While sales and displays have always been prohibited out of respect for the area — the names of Yale war veterans who died in combat are engraved on the Rotunda’s walls — this is the first time in recent memory the University has chosen to enforce the policy, and will continue to do so for the remainder of the year, Highsmith said. Some students said they thought the University’s actions were unnecessary, but others said they thought it was important to honor the space.
Highsmith said she approached the students because she received a number of complaints about the activity in the Rotunda.
“I was sorry to have to do it today, but the volume of misuse and the nature of the concerns that were expressed to me made it necessary to do that,” Highsmith said.
Highsmith approached the students between 11:30 and 11:45 a.m. and told the groups they could not continue to sell the shirts in the Rotunda, said David Nitkin ’07, who was selling shirts for Bulldog Productions, an independent student film company.
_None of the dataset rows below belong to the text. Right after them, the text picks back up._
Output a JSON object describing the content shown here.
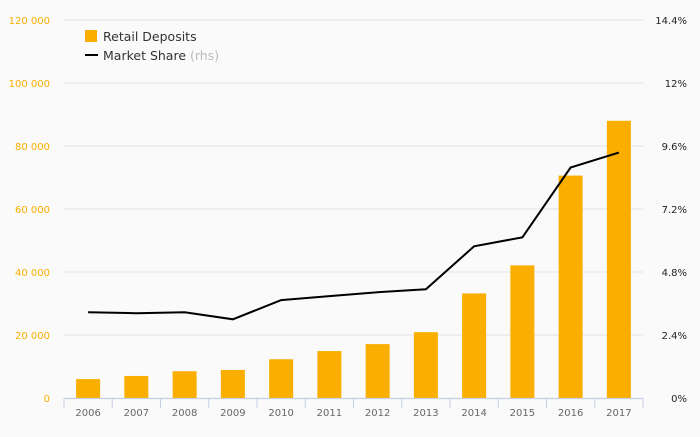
{
  "chart_data": {
    "type": "bar",
    "title": "",
    "categories": [
      "2006",
      "2007",
      "2008",
      "2009",
      "2010",
      "2011",
      "2012",
      "2013",
      "2014",
      "2015",
      "2016",
      "2017"
    ],
    "series": [
      {
        "name": "Retail Deposits",
        "type": "bar",
        "axis": "left",
        "color": "#f9ae00",
        "values": [
          6000,
          7000,
          8500,
          8900,
          12300,
          14900,
          17100,
          20900,
          33200,
          42100,
          70600,
          88000
        ]
      },
      {
        "name": "Market Share",
        "name_suffix": "(rhs)",
        "type": "line",
        "axis": "right",
        "color": "#000000",
        "values": [
          3.27,
          3.23,
          3.27,
          3.0,
          3.73,
          3.88,
          4.03,
          4.14,
          5.78,
          6.12,
          8.78,
          9.35
        ]
      }
    ],
    "left_axis": {
      "ylim": [
        0,
        120000
      ],
      "ticks": [
        0,
        20000,
        40000,
        60000,
        80000,
        100000,
        120000
      ],
      "tick_labels": [
        "0",
        "20 000",
        "40 000",
        "60 000",
        "80 000",
        "100 000",
        "120 000"
      ],
      "color": "#f9ae00"
    },
    "right_axis": {
      "ylim": [
        0,
        14.4
      ],
      "ticks": [
        0,
        2.4,
        4.8,
        7.2,
        9.6,
        12,
        14.4
      ],
      "tick_labels": [
        "0%",
        "2.4%",
        "4.8%",
        "7.2%",
        "9.6%",
        "12%",
        "14.4%"
      ]
    },
    "grid": true,
    "legend": "top-left"
  }
}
Most of the vendors then relocated outside of Commons Dining Hall to resume sales, which will continue until The Game.
Dean of Student Affairs Betty Trachtenberg said she thinks it is inappropriate to sell items in the Rotunda.
“The Rotunda is a war memorial,” Trachtenberg said. “It’s not a suitable place for commerce. I don’t think we have a stated rule, but it’s understood that you don’t conduct business there.”
Use of the Rotunda is limited to events in Woolsey Hall such as New Haven Symphony Orchestra concerts, Highsmith said.
Amanda Wittenstein ’07, who was selling shirts on behalf of Community Health Educators, said the Rotunda’s status as a war memorial is not well-publicized, and she does not think Highsmith’s request was merited.
“I don’t think that since I’ve been at Yale anyone has ever pointed out that it is a memorial,” Wittenstein said. “I don’t think it’s disrespectful. I think it’s a great display of school spirit.”
Alex Callsen ’08 also said he thinks the University’s action was excessive.
“I think that the administration has gone a little overkill on their recent administrative policies that they are all of a sudden creating and enforcing without telling anybody that they are going to do it,” Callsen said.
But Nitkin said he agreed with Highsmith’s decision. The Rotunda had become increasingly crowded since last Tuesday, with close to a dozen groups selling there on Tuesday, he said.
“They felt that it was disrespectful to the war dead, which I understand,” Nitkin said. “The impression I got was that it was a respect thing, a decorum thing.”
A sign from the Office of the Secretary posted on columns in the rotunda said the space may not be used for a range of purposes.
“The sale of T-shirts and other items, solicitations, and displays are not permitted in the Rotunda or Memorial Space,” the sign said.